Un equipo de investigadores en Eindhoven ha desarrollado un innovador útero artificial llamado AquaWomb, diseñado para replicar las condiciones del interior del cuerpo materno y mejorar las posibilidades de supervivencia de bebes muy prematuros. Este avance tecnológico se centra especialmente en aquellos que nacen entre las 24 y 28 semanas de gestación, un periodo crítico donde las complicaciones son frecuentes y la supervivencia puede estar en riesgo.
La cofundadora de AquaWomb, Myrthe van der Ven, explica que el objetivo fundamental es «mantener la fisiología fetal y la circulación fetal intactas, para que el bebé permanezca en un entorno que realmente imite el útero materno». Este dispositivo permite que los bebes se desarrollen durante unas semanas más, lo que se traduce en una mayor fuerza y calidad de vida al nacer.
Detalles del dispositivo y su funcionamiento
El AquaWomb consiste en una bolsa sellada llena de líquido amniótico artificial calentado, donde el bebé está conectado a una placenta artificial que le proporciona oxígeno y nutrientes. La clave del proceso es realizar el parto mediante cesárea, lo que permite trasladar al bebé directamente a este entorno seguro sin que inhale aire, evitando así los efectos nocivos de una exposición prematura.
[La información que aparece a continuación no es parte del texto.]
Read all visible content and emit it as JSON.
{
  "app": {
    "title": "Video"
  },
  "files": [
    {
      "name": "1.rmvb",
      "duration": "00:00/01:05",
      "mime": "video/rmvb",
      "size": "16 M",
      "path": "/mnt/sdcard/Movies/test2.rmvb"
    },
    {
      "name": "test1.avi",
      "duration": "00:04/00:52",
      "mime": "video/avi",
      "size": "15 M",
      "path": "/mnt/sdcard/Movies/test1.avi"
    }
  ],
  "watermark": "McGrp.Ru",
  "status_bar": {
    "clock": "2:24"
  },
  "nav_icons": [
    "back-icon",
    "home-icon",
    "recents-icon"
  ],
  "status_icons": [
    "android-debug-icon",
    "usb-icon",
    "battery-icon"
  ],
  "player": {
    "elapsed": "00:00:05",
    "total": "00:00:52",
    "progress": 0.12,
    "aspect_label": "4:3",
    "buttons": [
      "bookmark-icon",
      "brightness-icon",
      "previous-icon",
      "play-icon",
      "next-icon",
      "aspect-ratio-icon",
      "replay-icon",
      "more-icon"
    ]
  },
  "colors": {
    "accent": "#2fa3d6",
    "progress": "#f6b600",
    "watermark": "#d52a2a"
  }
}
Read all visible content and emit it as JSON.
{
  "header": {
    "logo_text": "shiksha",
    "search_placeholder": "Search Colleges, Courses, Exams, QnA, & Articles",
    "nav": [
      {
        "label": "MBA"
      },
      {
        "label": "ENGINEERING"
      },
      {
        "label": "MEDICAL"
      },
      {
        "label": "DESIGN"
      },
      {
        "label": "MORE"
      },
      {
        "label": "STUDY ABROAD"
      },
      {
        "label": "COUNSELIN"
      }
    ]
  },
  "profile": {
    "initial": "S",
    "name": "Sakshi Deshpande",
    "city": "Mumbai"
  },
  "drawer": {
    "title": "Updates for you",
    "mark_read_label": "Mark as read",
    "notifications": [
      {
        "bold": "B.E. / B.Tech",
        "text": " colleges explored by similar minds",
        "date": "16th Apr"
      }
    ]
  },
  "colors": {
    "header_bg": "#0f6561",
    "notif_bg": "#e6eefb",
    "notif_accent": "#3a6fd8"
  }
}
El pediatra neonatólogo Willem de Boode, de la Unidad de Cuidados Intensivos Neonatales del Centro Médico Universitario Radboud, destaca la delicadeza de este procedimiento. «Es fundamental evitar que se desencadene la respiración espontánea durante el parto, ya que esto puede provocar daños inmediatos», señala. El desafío principal es conectar al bebé a la placenta artificial dentro de un tiempo crítico de dos a tres minutos tras el nacimiento, ya que la placenta materna deja de funcionar inmediatamente.
Impacto en la salud a largo plazo
El desarrollo de esta tecnología es crucial, ya que cuanto antes se produzca el nacimiento, mayor es el riesgo de complicaciones a largo plazo. Tan solo cuatro semanas adicionales de desarrollo en el útero artificial pueden mejorar drásticamente las tasas de supervivencia y reducir la probabilidad de problemas de salud crónicos. «La diferencia entre nacer a las 24 semanas o a las 28 semanas es monumental», afirma De Boode, quien advierte que los bebes que nacen extremadamente prematuros enfrentan riesgos que pueden persistir incluso en la edad adulta.
El proyecto AquaWomb se encuentra en una fase experimental, aunque investigaciones similares están en marcha en otras instituciones, como el Hospital Infantil de Filadelfia y la Universidad de Toronto, que también exploran sistemas de útero artificial. Este avance representa un paso significativo hacia la transformación del cuidado neonatal, ofreciendo a los bebes prematuros una oportunidad renovada de sobrevivir y prosperar.